Nous continuons notre chemin parmi la végétation et nous nous offrons même le luxe d'un petit détour par les Saisies. Sur le topo il était indiqué "lac" mais point de lac nous n'avons trouvé, en lieu et place : une tourbière ! A cette saison le lieu était plutôt asséché.

La suite de la journée nous offre un passage dans les alpages et une belle entrée en matière concernant les fleurs de montagne.

En bas à gauche une fourmilière en épines de pin 

Nous arrivons enfin au refuge du Lachat où un super dîner nous attendait (un des meilleurs du tour). Il n'y a qu'en rando que l'on sait apprécier une tartiflette au mois d'août 😉

J2

Dénivelé + 547 m/-231

Pour notre deuxième journée nous ré-attaquons du sentier de forêt, mais sous la pluie qui ne nous quittera pas de la matinée. C'était l'occasion de tester l'imperméabilité de notre équipement ! La pente est toujours raide, mais le principal dénivelé étant cumulé sur la matinée il fallait bien souffrir un peu pour obtenir la tranquillité des mollets dans l'après-midi.

Les racines dessinent des escaliers 

Une fois la phase forêt passée, c'est l'arrivée sur les alpages du val d' Arly. Nous passons sur le Mont Clocher appelé ainsi en raison de sa forme arrondie et de la croix à son sommet. Après déjeuner nous empruntons le sentier d'alpage en balcon, face au lac de la Girotte et son barrage.

En bas à gauche, lac de la Girotte dans le flou 

La suite de l'itinéraire nous amènera à la croix de pierre en passant au milieu des myrtilliers sauvages.

Le lama, espèce endémique des Alpes 😀

Toujours sur le sentier en balcon nous croisons la route de notre premier névé, plutôt inhabituel vu l'altitude faible à laquelle nous nous situons encore. Au vu du nombre de ses congénères croisés par la suite, il semblerait que ce massif soit particulièrement froid, y compris en été, favorisant ainsi la tenue de ces neiges éternelles. Une fois l'obstacle passé (non sans mal) nous arrivons au col du Joly dans le brouillard, puis au refuge de Roselette terminus de notre étape du jour.

En haut à gauche le Névé, recouvert d'un peu de terre 
J3
J3

Dénivelé + 727 m/-165m

Nous débutons notre troisième journée et malgré les courbatures naissantes notre enthousiasme n'est pas entamé. Le paysage y est pour quelque chose.
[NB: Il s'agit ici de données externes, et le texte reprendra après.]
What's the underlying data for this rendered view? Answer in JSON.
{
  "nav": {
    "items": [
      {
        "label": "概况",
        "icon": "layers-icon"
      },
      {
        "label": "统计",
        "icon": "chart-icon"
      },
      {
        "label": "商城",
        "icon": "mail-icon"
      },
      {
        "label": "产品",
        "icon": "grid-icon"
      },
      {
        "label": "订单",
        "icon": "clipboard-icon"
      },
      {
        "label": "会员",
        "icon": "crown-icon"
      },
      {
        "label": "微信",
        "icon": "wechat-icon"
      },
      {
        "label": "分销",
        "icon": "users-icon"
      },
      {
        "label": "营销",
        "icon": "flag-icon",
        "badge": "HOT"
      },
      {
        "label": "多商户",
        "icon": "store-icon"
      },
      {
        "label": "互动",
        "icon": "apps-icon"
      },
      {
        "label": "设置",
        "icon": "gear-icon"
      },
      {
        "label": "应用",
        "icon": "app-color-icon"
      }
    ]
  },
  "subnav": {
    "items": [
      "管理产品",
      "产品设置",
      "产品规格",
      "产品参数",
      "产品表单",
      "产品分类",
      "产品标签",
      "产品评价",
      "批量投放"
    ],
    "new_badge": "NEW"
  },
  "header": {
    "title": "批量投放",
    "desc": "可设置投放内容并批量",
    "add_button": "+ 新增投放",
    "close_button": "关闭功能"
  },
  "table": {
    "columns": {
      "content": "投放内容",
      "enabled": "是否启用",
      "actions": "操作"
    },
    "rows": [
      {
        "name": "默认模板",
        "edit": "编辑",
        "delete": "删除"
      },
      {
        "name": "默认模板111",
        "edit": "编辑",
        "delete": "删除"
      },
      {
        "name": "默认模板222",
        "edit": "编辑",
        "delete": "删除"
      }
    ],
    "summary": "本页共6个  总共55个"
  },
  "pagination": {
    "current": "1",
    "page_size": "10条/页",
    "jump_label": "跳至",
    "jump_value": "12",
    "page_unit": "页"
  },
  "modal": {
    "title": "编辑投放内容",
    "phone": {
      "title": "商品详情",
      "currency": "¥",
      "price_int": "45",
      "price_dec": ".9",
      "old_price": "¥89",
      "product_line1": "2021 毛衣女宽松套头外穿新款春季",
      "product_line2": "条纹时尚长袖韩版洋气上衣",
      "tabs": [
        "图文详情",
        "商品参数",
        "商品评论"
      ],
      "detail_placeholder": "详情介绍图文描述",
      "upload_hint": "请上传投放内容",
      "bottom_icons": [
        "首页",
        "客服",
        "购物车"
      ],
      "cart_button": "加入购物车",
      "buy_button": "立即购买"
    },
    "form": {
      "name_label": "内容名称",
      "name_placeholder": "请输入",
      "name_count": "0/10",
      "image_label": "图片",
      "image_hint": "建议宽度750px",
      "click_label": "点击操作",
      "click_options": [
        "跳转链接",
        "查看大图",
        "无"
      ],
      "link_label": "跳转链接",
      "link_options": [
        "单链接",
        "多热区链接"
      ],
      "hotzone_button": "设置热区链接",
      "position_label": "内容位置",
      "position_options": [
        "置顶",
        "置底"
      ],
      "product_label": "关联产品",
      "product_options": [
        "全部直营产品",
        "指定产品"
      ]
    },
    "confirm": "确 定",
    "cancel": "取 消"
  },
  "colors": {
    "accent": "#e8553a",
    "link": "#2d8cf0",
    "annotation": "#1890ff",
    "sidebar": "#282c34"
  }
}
Nous quittons le refuge sous une légère bruine qui ne se maintiendra pas dans la journée, nous offrant un temps plus clément que la veille.

On dirait l'île de King Kong ... ou la variante 4 du GRP

En prenant la variante 4 nous arrivons rapidement au pied de la montée vers le col du Bonhomme. Mais comme nous aimons bien nous faire du mal, et qu'il n'était pas encore midi nous décidons de monter aux lacs Jovet en prime afin de déjeuner là bas.

L'eau des lacs de montagne est cristalline  

Après déjeuner nous redescendons pour rejoindre le départ de la montée au col. Nos pas nous mènerons à nouveau vers des névés.

Plus nous montons plus la couche devient gazeuse

Arrivés au col, il reste encore un dernier pierrier à traverser avant d'atteindre le refuge.

Le paysage se fait beaucoup plus minéral 
J4

Dénivelé + 911 m/- 830

Avant toute chose, la journée démarre par un panorama grandiose, le plus beau du tour à mon point de vue.

Wahou 
Cette portion étant commune avec le tour du Mont blanc, on peut y croiser des groupes avec des ânes  😉

Le sentier commence par un bon gros dénivelé négatif qui nous mènera au fond de la la combe surplombant les Chapieux. Nous quittons à ce moment le tronçon commun avec le TMB (Tour du mont Blanc) ce qui n'est pas pour nous déplaire car ce dernier est assez fréquenté. La montagne c'est plus ressourçant en comité restreint... Par contre la seule règle valable en montagne c'est que si ça descend et bien ça remonte derrière ! Direction le col des Grands Fonds qui sera le point culminant de notre tour.

Journée avec beaucoup de soleil, pas facile de prendre des photos ... mais bon, avant les photos c'est pour le sport que nous y étions donc je me console.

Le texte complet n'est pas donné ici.